Outros membros do sistema de Justiça do Amazonas também morreram vítimas do novo coronavírus. Além de Francisco Cruz e Aristósteles Thury, a doença causou a morte de Flávio de Souza, irmão da promotora de Justiça Cleucy Maria de Souza, na quinta-feira (11). Antes, no dia 1º de fevereiro, morreu a procuradora Antonina Maria Castro, de 55 anos, que por 11 anos atuou como titular na 16ª Procuradoria de Justiça.

Como outras figuras de destaque de vários segmentos no Amazonas, além da população em geral, a magistratura do Amazonas não tem conseguido ficar incólume à grave crise sanitária por conta da pandemia de coronavírus.

Aristóteles Thury e Francisco Cruz tiveram uma atuação marcante na história do sistema de Justiça do Amazonas, onde ocuparam posições de destaque em sua trajetória de atividades ao longo de vários anos na capital e nos municípios do interior do Estado.

Em maio do ano passado, Thury foi empossado como presidente do TRE-AM para o biênio 2020-2022. Graduado pela Ufam (Universidade Federal do Amazonas) em 1976, ele era magistrado de carreira e também professor de Direito Penal.
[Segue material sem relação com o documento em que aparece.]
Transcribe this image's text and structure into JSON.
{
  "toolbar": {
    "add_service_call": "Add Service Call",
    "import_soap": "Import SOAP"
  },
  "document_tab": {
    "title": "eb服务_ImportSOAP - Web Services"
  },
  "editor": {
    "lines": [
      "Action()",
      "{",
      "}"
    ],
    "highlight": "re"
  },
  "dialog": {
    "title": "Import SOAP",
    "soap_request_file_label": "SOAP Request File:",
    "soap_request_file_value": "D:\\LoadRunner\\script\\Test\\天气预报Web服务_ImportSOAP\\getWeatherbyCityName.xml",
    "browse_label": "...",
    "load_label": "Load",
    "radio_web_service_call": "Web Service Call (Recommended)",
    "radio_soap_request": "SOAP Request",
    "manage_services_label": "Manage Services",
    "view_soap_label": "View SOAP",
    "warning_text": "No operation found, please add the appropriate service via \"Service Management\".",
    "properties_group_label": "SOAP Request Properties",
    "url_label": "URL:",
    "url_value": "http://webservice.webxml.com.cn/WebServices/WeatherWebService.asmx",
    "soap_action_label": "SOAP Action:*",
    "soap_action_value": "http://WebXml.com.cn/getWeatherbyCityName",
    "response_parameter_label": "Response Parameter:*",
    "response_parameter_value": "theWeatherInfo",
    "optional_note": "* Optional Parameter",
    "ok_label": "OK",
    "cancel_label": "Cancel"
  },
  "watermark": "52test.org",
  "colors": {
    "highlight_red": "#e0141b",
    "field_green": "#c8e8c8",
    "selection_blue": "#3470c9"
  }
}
Fez pós-graduação em Direito Penal e Direito Processual Penal na Ufam.

“Jurista extremamente respeitado por seus conhecimentos jurídicos e formação humanística. A dor da perda de figura tão importante é imensa e a todos atinge, sendo a solidariedade à família e amigos fundamental neste momento”, disse, em nota, o desembargador Domingos Jorge Chalub Pereira, presidente do TJAM.

Francisco Cruz trabalhou por 34 anos no MPE-AM (Ministério Público do Estado do Amazonas), primeiro como promotor e depois como procurador. Em 2014, foi titular da Seai (Secretaria Executiva Adjunta de Inteligência) e secretário extraordinário de Relações Institucionais em 2015. Ele deixa esposa e dois filhos.

Em nota, o MPE-AM lamentou a morte de Francisco Cruz. “É com profundo pesar que informamos o falecimento no hospital Santa Júlia do nosso ex-PGJ Francisco Cruz. Nossos mais profundos sentimentos a toda família e amigos. Que Deus o receba em sua morada eterna”.

Nascido em Humaitá e conhecido como ‘Chicão’ no meio, Francisco Cruz iniciou sua trajetória no MP-AM em 1985. Atuou nas comarcas de São Gabriel da Cachoeira, Santa Izabel do Rio Negro, Humaitá e Parintins.
Já em Manaus, foi eleito ao cargo de procurador-geral em outubro de 2010, ficando na função por duas gestões. Em 1º de agosto de 2019, por aposentadoria voluntária, deixou o órgão e um legado de 34 anos de MP-AM, passando a se dedicar à advocacia.

Reverências

Os amigos reverenciaram Aristóteles Thury. “É uma grande perda para o Amazonas e para a Justiça Amazonense. Mais um grande guerreiro que perde a batalha para a Covid-19. A Defensoria do Amazonas está de luto e nesse momento se solidariza com os amigos e familiares pela grande perda”, afirmou Ricardo Paiva, defensor público-geral do Amazonas.

O desembargador Flávio Pascarelli, do TJ-AM, afirmou que “perdemos um belo ser humano e um grande magistrado”. Colega de magistério do desembargador, a professora da Ufam Marklea Ferst lembrou da voz grave e da altivez de Thury. “Encantou inúmeros alunos não apenas pelo seu sólido conhecimento, mas pela paixão com que ensinava a ciência jurídica”.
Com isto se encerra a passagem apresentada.